KIM: Comments from '06? I only remember one because it pissed me off so bad, but it wasn't one of yours.

Taking a hose to my in-law's would be like taking a bag of M&Ms to the M&M factory.

BARBARA: Martha and her sister are stoics: they learned to live with their disability and/or affliction early on in life, except for the profanity part. Sometimes they sound like two drunken sailors on shore leave in the South Seas (god, I love alliteration).

"Epic" COD--I like it. Sounds kinda Drama Queenish . . .

Attila The Mom said...

LOL First I thought you wrote, "Martha is a stripper."

Then I read, "She does not fall on her prat, dive on her face, nor spread on her eagle."

I was thinking, damn Charlie, you must have gone to a lot of tittie bars in your time if you know the names of all those 'moves'.

I need new glasses. ;-)

Charlie said...

MOM: Damn tootin' you need new glasses, preferably the coke-bottle size.

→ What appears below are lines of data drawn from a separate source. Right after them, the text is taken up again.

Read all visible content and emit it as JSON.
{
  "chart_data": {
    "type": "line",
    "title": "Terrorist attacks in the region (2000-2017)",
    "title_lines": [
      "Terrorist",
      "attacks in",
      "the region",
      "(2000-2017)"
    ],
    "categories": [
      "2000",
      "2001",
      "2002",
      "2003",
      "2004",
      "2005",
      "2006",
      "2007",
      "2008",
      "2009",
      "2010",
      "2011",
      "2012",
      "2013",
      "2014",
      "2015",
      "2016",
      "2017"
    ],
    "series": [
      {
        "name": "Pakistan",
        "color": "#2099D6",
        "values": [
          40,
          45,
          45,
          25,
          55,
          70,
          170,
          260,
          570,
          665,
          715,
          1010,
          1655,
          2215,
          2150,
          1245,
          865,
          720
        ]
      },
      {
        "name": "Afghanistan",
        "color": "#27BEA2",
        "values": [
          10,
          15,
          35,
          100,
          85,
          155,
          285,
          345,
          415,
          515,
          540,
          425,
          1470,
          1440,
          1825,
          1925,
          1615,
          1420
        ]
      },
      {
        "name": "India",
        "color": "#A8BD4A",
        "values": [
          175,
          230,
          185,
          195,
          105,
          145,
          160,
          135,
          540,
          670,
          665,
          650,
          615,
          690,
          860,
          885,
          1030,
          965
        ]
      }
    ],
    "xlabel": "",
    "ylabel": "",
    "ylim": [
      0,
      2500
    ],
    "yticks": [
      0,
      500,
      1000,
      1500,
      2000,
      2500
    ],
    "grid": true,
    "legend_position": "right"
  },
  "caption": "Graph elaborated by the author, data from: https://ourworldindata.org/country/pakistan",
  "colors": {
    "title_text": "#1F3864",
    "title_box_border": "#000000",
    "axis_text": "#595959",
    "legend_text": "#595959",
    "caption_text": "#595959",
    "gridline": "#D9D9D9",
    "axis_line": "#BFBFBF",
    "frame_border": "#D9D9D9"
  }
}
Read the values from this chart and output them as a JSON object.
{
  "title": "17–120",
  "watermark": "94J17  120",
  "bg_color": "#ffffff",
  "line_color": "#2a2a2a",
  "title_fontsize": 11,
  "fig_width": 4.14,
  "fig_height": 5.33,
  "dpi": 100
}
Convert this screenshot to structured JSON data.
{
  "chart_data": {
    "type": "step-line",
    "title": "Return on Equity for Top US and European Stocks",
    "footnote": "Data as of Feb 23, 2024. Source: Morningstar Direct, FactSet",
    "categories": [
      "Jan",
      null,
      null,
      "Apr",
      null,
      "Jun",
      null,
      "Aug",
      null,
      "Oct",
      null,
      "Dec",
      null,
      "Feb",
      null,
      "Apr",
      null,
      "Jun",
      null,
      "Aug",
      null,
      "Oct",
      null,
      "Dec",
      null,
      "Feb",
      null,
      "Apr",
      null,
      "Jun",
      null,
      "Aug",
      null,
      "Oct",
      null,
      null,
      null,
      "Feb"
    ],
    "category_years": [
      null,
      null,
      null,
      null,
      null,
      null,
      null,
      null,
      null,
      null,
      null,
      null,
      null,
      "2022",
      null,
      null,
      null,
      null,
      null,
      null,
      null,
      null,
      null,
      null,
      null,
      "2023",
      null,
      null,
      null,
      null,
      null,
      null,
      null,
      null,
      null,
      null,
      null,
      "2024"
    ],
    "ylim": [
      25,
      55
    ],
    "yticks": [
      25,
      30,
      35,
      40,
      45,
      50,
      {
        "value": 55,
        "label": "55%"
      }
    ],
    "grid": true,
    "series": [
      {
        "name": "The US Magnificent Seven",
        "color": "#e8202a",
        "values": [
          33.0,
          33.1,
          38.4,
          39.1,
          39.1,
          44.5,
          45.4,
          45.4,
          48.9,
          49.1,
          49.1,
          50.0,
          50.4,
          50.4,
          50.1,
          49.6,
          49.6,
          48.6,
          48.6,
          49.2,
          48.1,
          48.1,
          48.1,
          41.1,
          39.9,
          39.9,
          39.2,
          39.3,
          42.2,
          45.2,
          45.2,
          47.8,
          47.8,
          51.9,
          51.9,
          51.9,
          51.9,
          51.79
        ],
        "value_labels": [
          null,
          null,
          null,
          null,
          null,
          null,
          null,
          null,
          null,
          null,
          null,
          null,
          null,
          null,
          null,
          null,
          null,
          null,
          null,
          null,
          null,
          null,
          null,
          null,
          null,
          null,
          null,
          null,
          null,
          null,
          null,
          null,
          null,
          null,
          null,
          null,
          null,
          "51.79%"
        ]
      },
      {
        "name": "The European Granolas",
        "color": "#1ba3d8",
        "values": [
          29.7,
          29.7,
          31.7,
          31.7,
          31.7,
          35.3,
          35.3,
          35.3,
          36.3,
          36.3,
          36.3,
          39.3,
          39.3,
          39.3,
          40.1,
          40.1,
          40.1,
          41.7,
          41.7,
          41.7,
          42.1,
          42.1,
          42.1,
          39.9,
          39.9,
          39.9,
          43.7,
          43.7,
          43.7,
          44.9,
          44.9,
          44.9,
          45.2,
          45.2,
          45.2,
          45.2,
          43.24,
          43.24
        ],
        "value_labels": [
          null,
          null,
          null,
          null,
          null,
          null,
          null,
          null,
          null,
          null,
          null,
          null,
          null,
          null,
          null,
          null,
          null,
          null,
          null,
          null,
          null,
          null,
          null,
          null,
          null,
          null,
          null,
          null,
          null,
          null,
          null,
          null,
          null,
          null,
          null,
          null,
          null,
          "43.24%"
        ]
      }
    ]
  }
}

As for tittie (blush) bars, I only know what I've seen at Bada Bing on The Sopranos. You know, the girls with the rubber bosoms.

Tiffin said...

Oh this was rich, Charlie...yes, we CODs are a tribe all of our own. I think my favourite COD moment was when I pulled a weed out in the garden, staggered backwards, tripped on the stone edging, careened into my 6'3" son who just happened to be standing behind me, knocking him into the flower bed behind us and landed on top of him, both of us flat on our backs. Softest landing I ever had. The two of us lay there for about 2 minutes, helpless with laughter, unable to move.

Charlie said...

TIFFIN: Now that is genuine COD! Since you were Moe and your son was Larry, all you needed was Curly to complete the COD hat trick.

Tiffin said...

our dog is a standard poodle, which is about as Curly as you can get, so I think we've got it nailed.

laytonwoman3rd said...

My trouble is falling upstairs. Usually while carrying clean laundry or grocery bags. I blame it on my shoes. I also take turns much to quick and tight, so that I'm always banging into doorcasings, stair railings and furniture. I bruise in technicolor, too.